What is the role of Organic Certification?
Organic certification provides third-party confirmation that a production or handling operation is in compliance with organic standards. Certification enables qualified producers and handlers to market agricultural products under a USDA certified organic seal. In its simplest terms, the organic seal assures the consumer of organic integrity. First, a product is grown in an organic production system that emphasizes plant and animal health, preventative management of pests, and judicious use of allowed materials. Then, the product is tracked and protected from contamination from the field to final sale, whether it is a raw agricultural commodity or a multi-ingredient processed product. The label may carry a claim of "100 percent organic," "Organic" (95% to 100%), or "Made with organic ingredients" (at least 70% organic ingredients).

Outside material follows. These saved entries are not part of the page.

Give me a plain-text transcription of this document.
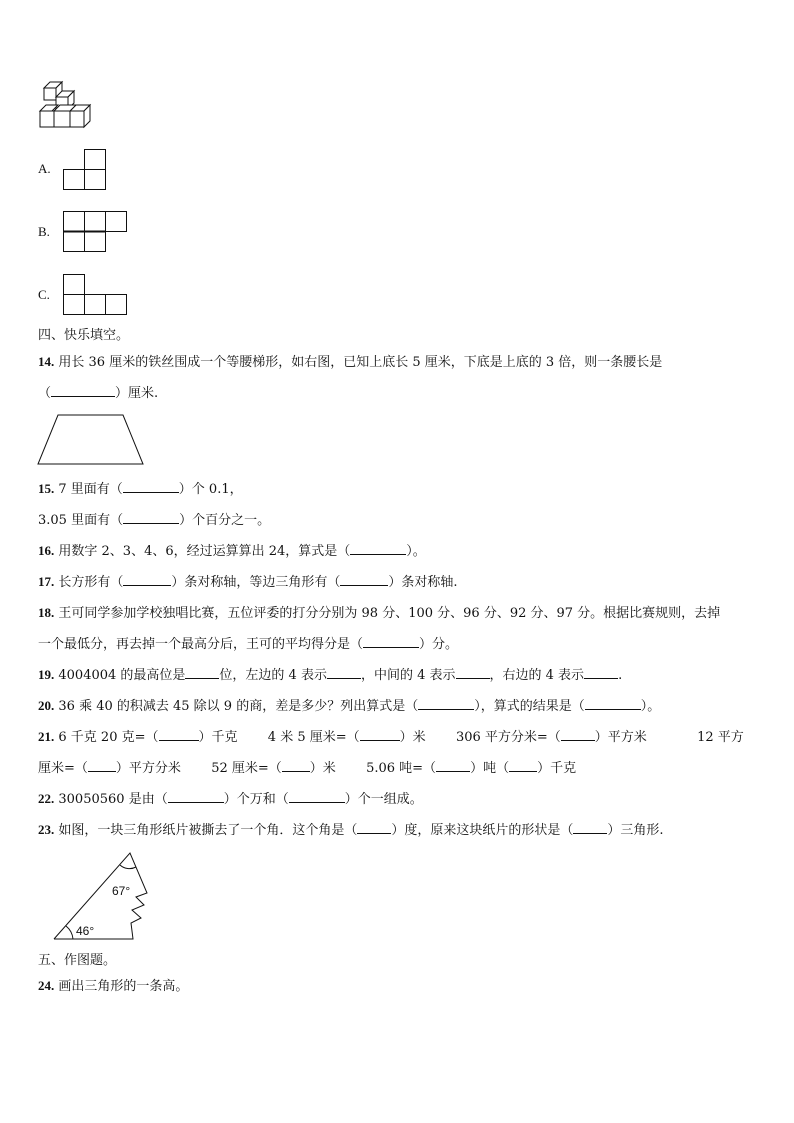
A.
B.
C.
四、快乐填空。
14. 用长 36 厘米的铁丝围成一个等腰梯形，如右图，已知上底长 5 厘米，下底是上底的 3 倍，则一条腰长是
（	）厘米.
15. 7 里面有（	）个 0.1，
3.05 里面有（	）个百分之一。
16. 用数字 2、3、4、6，经过运算算出 24，算式是（	）。
17. 长方形有（	）条对称轴，等边三角形有（	）条对称轴.
18. 王可同学参加学校独唱比赛，五位评委的打分分别为 98 分、100 分、96 分、92 分、97 分。根据比赛规则，去掉
一个最低分，再去掉一个最高分后，王可的平均得分是（	）分。
19. 4004004 的最高位是	位，左边的 4 表示	，中间的 4 表示	，右边的 4 表示	.
20. 36 乘 40 的积减去 45 除以 9 的商，差是多少？列出算式是（	），算式的结果是（	）。
21. 6 千克 20 克=（	）千克 4 米 5 厘米=（	）米 306 平方分米=（	）平方米	12 平方
厘米=（ ）平方分米 52 厘米=（ ）米 5.06 吨=（	）吨（ ）千克
22. 30050560 是由（	）个万和（	）个一组成。
23. 如图，一块三角形纸片被撕去了一个角．这个角是（	）度，原来这块纸片的形状是（	）三角形.
67°
46°
五、作图题。
24. 画出三角形的一条高。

Organic certifiers conduct annual inspections of all their clients (certified parties) to verify, through on-site review of actual activities and the corresponding records, that the clients are in compliance with the relevant organic standards. Every USDA-accredited certification agency must make annual inspections. Most inspections are scheduled with the client in advance; however, some inspections are unannounced. (for more information see the ATTRA website)
What about the Price of Organic Food?
Many people don’t buy organic because of the price. As the International Federation of Organic Movements (IFOAM) so nicely puts it: “The price of organic food is not too high – rather, it is the price of conventional food that is too low. Consumers are in fact paying for nonorganic food three times over, through the sticker price, taxation (which mainly subsidizes non-organic farming), and payments that remedy damage that conventional farming and food production has inflicted on the environment and human health. If the production, distribution, and trade systems accounted for the real environmental and social costs, consumers’ incentive to buy organic products would be triggered, because they would actually be less expensive than the conventional products."
The videos and resources posted are not just about organics but about ecology, food in general, our digestive systems, and recognizing that we will never have all the answers…but we owe it to ourselves, everything on this planet, and future generations to produce food that does not require poisoning farmers, soils, air, water, and everything in between.